When Go 1.18 added generics in March 2022, the community split into two camps. Some had been asking for them for years and welcomed them as the missing step to modernize the language. Others suspected they would corrupt the simplicity that made Go attractive. Both had a point, and three years later we have enough perspective to judge without the passion of the initial moment.
What’s most interesting is that the outcome hasn’t quite gone either way. Generics in Go haven’t exploded into mass usage, but they also haven’t been an ignored hot potato. They occupy a very specific place in the language, and understanding what that place is says a lot about how community thinking has evolved.
What hasn’t happened
The most common prediction at first was that generics would replace interface{} in all contexts where it was used. That hasn’t really happened. If you look at idiomatic code in the most active Go projects (Kubernetes, Docker, CockroachDB, the standard library itself), the public surface is still dominated by traditional interfaces, concrete function signatures, and use of any where flexibility is genuinely needed.
The main reason is that generics, in the form finally approved for Go, have design constraints that make them less universal than C++ templates or Rust trait bounds. You can’t do anything you want: the operations applicable to a generic type are limited by the constraint interfaces you declare. That’s a design virtue, because it keeps compile times reasonable and avoids the kind of incomprehensible error messages C++ produces, but it comes at an expressiveness cost.
The second reason is cultural. Go’s philosophy has always preferred concretion over abstraction, and the community has internalized that enough that the default reflex is “write the concrete function first, generalize only if clearly needed”. The existence of generics hasn’t changed that reflex.
What has happened
Where generics have rooted strongly is in the deep layers of libraries. Open code from golang.org/x/exp/slices, from recent sync utilities, or from database clients like pgx, and you’ll find generics everywhere. That’s the kind of code where generalization makes sense: fundamental operations on collections, concurrency utilities, deserializers.
The pattern that has emerged is clear. Generic functions are used when: – The logic is truly identical across types, not just similar. – There’s performance to be lost with any and reflection, and the cost is noticeable. – The generic signature is clearer for the user than an interface.
Outside those cases, the idiomatic choice is still to write the concrete function, and you see a healthy resistance to “everything generic just in case”.
The slices case is illustrative. This library was experimentally available for some time and was promoted to standard in Go 1.21. It offers functions like slices.Contains, slices.Index, slices.Sort, implemented with generics. Anyone who wrote Go before 2022 had reimplemented these functions over and over for each type, because there was no reasonable alternative.

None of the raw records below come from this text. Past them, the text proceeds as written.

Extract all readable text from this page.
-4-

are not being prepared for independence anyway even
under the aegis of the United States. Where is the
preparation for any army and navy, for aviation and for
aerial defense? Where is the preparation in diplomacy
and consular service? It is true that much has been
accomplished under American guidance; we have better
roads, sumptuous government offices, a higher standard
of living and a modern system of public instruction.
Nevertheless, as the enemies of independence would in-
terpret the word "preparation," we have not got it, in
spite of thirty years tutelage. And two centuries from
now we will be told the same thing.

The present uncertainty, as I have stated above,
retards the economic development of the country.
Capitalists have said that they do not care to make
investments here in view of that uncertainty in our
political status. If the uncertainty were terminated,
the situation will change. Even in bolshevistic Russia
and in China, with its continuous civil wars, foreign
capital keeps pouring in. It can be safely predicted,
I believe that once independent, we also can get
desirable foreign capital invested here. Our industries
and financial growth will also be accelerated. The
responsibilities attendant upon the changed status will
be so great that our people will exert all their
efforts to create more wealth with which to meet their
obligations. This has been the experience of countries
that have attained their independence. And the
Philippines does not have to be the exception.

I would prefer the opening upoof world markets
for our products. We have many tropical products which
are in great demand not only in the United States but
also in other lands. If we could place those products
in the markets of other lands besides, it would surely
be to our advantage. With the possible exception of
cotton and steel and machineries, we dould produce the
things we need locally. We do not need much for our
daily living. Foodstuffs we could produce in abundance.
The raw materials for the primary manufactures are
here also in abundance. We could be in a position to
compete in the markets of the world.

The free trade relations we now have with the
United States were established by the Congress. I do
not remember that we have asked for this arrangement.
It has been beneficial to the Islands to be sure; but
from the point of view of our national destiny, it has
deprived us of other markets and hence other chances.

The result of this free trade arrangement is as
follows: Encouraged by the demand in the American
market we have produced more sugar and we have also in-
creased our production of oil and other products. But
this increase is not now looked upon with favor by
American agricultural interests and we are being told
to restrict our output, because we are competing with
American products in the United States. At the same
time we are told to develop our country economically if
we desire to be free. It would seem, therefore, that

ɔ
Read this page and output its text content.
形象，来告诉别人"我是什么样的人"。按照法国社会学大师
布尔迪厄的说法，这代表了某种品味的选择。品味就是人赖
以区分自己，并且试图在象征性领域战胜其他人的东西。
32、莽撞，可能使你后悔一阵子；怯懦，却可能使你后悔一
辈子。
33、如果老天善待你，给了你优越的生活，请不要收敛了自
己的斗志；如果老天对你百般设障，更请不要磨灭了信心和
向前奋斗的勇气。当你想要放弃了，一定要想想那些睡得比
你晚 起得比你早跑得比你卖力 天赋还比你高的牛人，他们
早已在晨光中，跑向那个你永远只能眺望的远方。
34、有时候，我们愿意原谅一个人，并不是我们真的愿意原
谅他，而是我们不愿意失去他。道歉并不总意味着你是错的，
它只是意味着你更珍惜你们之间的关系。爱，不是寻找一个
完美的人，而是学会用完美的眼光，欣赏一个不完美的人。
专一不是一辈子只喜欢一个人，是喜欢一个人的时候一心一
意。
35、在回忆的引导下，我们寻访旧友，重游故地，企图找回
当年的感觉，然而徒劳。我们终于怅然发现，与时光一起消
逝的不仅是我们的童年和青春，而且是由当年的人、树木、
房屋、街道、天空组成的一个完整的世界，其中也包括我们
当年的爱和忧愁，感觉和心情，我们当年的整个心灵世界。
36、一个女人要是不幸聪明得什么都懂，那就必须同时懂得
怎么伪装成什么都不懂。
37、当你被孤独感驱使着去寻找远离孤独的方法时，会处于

Now they’re one line, and that’s a real and daily benefit.
What has surprised
One effect I didn’t anticipate is the impact on database clients. sqlc and especially pgx version 5 offer type-safe row scanning into structs via generics. Before, this was done with reflection and a good amount of ceremony; now you have a pgx.CollectRows[T] function that returns a []T directly, and the compiler tells you if the struct doesn’t match the columns.
This pattern has spread to JSON serialization, config parsing, and several testing frameworks. It’s the scenario where generics add the most: you keep type checking across an abstraction that previously lost it entirely.
The other place generics have taken unexpected hold is typed channels and concurrency primitives. Libraries like sourcegraph/conc offer worker pools, result groups, and similar primitives with generics, and the experience is qualitatively better than the equivalent with interface{} and type assertions.
What didn’t take off
The big exception is what some expected to be the star case: complex generic data types, like balanced trees, typed heaps, graphs. These exist in the ecosystem, but adoption has been moderate. The reason is simple: for modestly sized collections, native slices and maps are enough, and for cases requiring specialized structures, developers prefer battle-tested libraries with decades of use, which exist in non-generic form and work fine with occasional type assertions.
Generic methods are another story. Go doesn’t allow declaring generic methods on a non-generic receiver (the constraint lives on the whole type). This limits patterns like “a Map method on a collection” that other languages allow. The community has learned to live with that via free functions (Map(coll, fn) instead of coll.Map(fn)), but it’s a rough edge that will probably be smoothed in future versions.
Looking ahead
Three years in, my read is that Go has absorbed generics without losing identity. They’ve gone into the place where they add real value (low-level libraries, collection utilities, data clients) and stayed out of places where they would have added noise (everyday business code, public service APIs). That’s reasonably healthy.
What’s coming, based on proposals being debated, is loosening specific cases: allowing more type inference where today annotations are needed, and perhaps allowing generic methods in limited circumstances. None of this breaks the current model, just polishes it.
If someone asks whether they should start using generics in their Go code, my answer is still the one from three years ago: first write the concrete function. If you then find yourself copying it for three different types and the logic is identical, then yes, generalize. That modest criterion is what’s held up best.